Historically, mortgage interest had been a fully deductible expense for all UK taxpayers (whether UK tax resident or not), irrespective of their marginal rate of tax.

From April 2017, new rules are being phased in over the following four tax years to limit the tax relief to the basic tax rate, such that only 20% relief will be allowed from 2020.

The way that relief is given has also changed – whereas previously, mortgage interest was a deductible expense, now only a percentage of interest will be deductible, with the remainder given as a tax credit. By 2020, there will only be a 20% tax credit for mortgage interest (i.e. no initial deduction).

In 2017-18, all UK taxpayers get a deduction for 75% of their mortgage interest at their relevant rate, as well as a 20% tax credit for the remaining 25% of their mortgage interest.

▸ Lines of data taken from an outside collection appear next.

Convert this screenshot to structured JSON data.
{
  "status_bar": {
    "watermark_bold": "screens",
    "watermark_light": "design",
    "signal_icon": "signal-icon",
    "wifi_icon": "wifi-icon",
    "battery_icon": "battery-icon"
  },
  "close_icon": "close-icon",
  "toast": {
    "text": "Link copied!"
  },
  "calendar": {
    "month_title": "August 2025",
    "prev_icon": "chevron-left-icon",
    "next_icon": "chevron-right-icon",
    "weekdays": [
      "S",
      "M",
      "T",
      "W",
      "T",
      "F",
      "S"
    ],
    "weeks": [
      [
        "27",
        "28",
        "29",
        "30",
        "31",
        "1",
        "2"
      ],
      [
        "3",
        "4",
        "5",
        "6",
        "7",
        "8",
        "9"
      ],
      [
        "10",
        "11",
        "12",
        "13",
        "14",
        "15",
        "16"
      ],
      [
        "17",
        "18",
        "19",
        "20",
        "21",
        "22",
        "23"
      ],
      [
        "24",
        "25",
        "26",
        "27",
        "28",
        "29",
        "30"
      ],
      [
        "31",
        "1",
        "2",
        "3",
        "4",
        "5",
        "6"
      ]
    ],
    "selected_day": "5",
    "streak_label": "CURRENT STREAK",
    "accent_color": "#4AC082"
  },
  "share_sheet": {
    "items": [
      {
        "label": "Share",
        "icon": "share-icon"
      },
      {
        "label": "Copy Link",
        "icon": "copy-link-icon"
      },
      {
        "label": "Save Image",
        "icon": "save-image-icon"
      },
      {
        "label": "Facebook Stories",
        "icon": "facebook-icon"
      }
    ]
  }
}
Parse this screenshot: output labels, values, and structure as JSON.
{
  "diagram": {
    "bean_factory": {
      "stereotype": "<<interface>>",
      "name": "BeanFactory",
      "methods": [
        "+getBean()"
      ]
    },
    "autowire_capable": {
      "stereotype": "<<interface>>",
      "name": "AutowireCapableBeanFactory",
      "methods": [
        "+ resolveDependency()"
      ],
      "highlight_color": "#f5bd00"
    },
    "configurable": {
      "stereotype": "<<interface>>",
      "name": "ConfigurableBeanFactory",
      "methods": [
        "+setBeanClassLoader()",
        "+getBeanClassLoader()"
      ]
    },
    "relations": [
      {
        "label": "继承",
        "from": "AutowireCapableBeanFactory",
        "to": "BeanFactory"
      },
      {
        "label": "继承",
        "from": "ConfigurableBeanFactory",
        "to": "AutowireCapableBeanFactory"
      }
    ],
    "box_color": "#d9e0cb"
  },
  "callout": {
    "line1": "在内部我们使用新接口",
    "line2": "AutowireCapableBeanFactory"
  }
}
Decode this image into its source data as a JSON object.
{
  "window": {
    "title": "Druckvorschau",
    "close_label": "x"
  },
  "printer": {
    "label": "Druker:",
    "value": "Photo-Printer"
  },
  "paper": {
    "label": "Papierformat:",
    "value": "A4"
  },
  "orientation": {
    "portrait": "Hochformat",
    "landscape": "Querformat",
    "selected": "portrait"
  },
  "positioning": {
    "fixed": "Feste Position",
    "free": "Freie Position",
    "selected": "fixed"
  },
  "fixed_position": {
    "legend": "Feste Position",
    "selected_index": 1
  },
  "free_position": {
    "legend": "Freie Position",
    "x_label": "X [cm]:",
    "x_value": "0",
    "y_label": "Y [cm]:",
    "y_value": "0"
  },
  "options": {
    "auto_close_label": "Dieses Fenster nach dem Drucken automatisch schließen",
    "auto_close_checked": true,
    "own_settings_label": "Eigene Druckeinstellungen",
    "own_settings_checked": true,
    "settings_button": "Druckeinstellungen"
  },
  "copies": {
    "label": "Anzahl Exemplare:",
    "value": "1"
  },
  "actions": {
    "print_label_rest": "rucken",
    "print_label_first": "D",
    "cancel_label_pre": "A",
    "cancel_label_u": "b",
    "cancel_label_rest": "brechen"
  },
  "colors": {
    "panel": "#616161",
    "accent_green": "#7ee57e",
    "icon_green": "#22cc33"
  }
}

In 2018-19, a deduction will be given for 50% of their mortgage interest, with a 20% tax credit for the remaining 50%. In 2019-20, this becomes a deduction for 25% of their mortgage interest with a 20% credit for the remaining 75%. As mentioned, from April 2020, there will be just a 20% credit on the entire amount.

In practice, this means that higher rate taxpayers get an effective deduction for mortgage interest of 35% in 2017/18, 30% in 2018/19, 25% in 2019/20 and 20% from 2020 onwards.

Please note that the 20% credit available is the lower of:

  • finance costs – costs not deducted from rental income in the tax year (this will be a proportion of finance costs for the transitional years) plus any finance costs brought forward
  • property business profits – the profits of the property business in the tax year (after using any brought forward losses)
  • adjusted total income – the income (after losses and reliefs, and excluding savings and dividends income) that exceeds your personal allowance

This means that in certain circumstances e.g. when someone has brought forward rental losses, and only savings and dividend income (even if the individual has earned income up to the personal allowance), no relief for mortgage interest will be available for that individual.

The slight difference following these new rules for basic rate taxpayers, other than potentially the above, is that the relevant income will be calculated before factoring in the mortgage interest. This may create additional tax for someone who has total income which is close to the higher rate tax bracket.